Russian air force officers this month started conducting acceptance trials on the first batch of Ka-52 attack helicopters that are being completed at the Russian Helicopters’ Progress plant in Arsenyev on Russia’s Pacific coast. The Ka-52 is a two-seat development of the Ka-50, which has been in service since the turn of the century. Progress is scheduled to deliver 16 Ka-52s to Russian Army Aviation this year.
According to Yuri Denisenko, the plant’s general director, the framework contract between the Russian Helicopters and the Russian defense ministry calls for shipments of 146 Ka-52s by 2020. The Ka-52 has a side-by-side layout and revised avionics set, with focus on electronic reconnaissance and firing with guided missiles at stand-off ranges. The heavily armored Ka-50 was primarily intended for “over the battlefield” operations using both guided and unguided air-launched munitions.
Even though the Ka-50 came first in the Russian armed forces' fly-off with the Mi-28, the customer eventually chose to procure both types. The developers—Kamov and Mil design bureaus, respectively—were asked to introduce modifications so as to specialize their designs on particular set of missions and thus exclude mission overlapping for the Ka-52 and Mi-28N.
During his recent visit to the Progress Plant, deputy defense minister Yuri Borisov told Russian journalists that the MoD has instructed Russian Helicopters to continue development of the navalized Ka-52K Katran This version is first intended to equip the Mistral class of landing ships that Russia ordered from France. Although delivery of the two already-completed ships—the Vladivostok and the Sebastopol—remains uncertain due to the disagreement about Russian actions in Eastern Ukraine and Crimea, the Russian navy also intends to fly the Ka-52K from other ships, including locally made landing and shore-assault craft.

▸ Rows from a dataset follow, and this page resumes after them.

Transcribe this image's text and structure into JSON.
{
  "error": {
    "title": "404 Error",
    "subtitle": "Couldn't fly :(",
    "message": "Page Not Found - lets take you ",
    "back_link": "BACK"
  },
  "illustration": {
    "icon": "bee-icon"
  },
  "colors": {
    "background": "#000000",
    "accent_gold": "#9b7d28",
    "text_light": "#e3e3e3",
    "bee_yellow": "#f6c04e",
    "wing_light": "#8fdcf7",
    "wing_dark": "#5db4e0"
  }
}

Following initial flight trials of Ka-52 prototype with side number 061 on the Admiral Kulakov large-assault ship in 2011, the Ka-52K development prototype first flew in mid-January of this year. It differs from the baseline Ka-52 in having foldable rotor blades and shorter stub wings to minimize hangar space. A new environmental control system provides greater comfort for the pilots during long overwater missions.
The Radio Electronic Technologies Concern (Russian acronym KRET) acts as prime contractor for a revised avionics and mission fit on the navalized version. According to KRET, the Ka-52K prototype has proved capable of operating in any weather, day or night. It carries the Arbalet radar and the Okhotnik video system for TV-guided missiles. A specially developed electro optical and laser designation system (believed to be the GOES-451) can guide laser beam-riding missiles such as the Vikhr and its deriratives. The Ka-52K keeps some of Ka-52 systems and weapons, including the Vitebsk self-protection system and a 30-mm 2A42 cannon.
KRET recently declared its intent to “expand performance” of the Ka-52K by outfitting it with an improved millimeter band radar. This would double the target-detection range “to almost 200 km.” An improved Ka-52K would be able to fire the Tactical Missile Corporation Kh-31 supersonic and Kh-35 subsonic anti-ship missiles.